Second is power factor presented on input AC when battery charging from AC input grid or generator. Some HF inverter/chargers just use regular rectifiers from AC input to HV DC point which results in poor power factor during charging from AC input. This is of more concern when charging through inverter/charger from a generator.
Low frequency inverters are much better at handling poor power factor loads and provide good AC input power factor during AC input battery charging.
In practice there are two types of poor power factor. One is due to high short peaks of output current loading on inverter caused by simple rectifier-filter AC to DC power supply appliances, like you might find on an VFD drive three phase inverter air conditioner. This just causes high peak currents resulting in more inverter efficiency loss and therefore less real output power capability.

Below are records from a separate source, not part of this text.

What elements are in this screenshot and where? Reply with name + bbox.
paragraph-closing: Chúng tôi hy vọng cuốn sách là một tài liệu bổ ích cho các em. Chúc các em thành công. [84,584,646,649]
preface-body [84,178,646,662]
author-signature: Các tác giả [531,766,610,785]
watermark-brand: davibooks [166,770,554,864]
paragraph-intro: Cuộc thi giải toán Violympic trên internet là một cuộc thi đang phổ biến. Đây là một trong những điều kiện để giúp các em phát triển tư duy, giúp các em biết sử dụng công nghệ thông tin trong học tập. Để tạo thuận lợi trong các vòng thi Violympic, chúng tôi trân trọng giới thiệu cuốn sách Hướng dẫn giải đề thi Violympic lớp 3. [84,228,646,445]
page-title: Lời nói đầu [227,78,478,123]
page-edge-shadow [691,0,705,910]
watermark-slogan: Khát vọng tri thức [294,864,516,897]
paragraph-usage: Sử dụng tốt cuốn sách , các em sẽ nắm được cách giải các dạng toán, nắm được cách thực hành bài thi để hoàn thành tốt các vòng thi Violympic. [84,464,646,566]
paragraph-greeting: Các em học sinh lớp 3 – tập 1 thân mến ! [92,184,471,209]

Other type of poor power factor is due to inductive AC motors, like pumps and conventional air conditioner compressors. Because of the inductive component of load, the AC sinewave voltage peak occurs before the AC sinewave load current peak. There can actually be a short period of load current reversal during a portion of AC cycle. A HF inverter can have an issue with this short reverse current push.
In both power factor cases, the inverter efficiency will degrade causing greater inverter losses and internal heating at high loads.
Inverter, generators, and transformers are really rated for VA loading (called apparent power) not actually watts (real power) of load. When load power factor is 1.0, VA equals watts.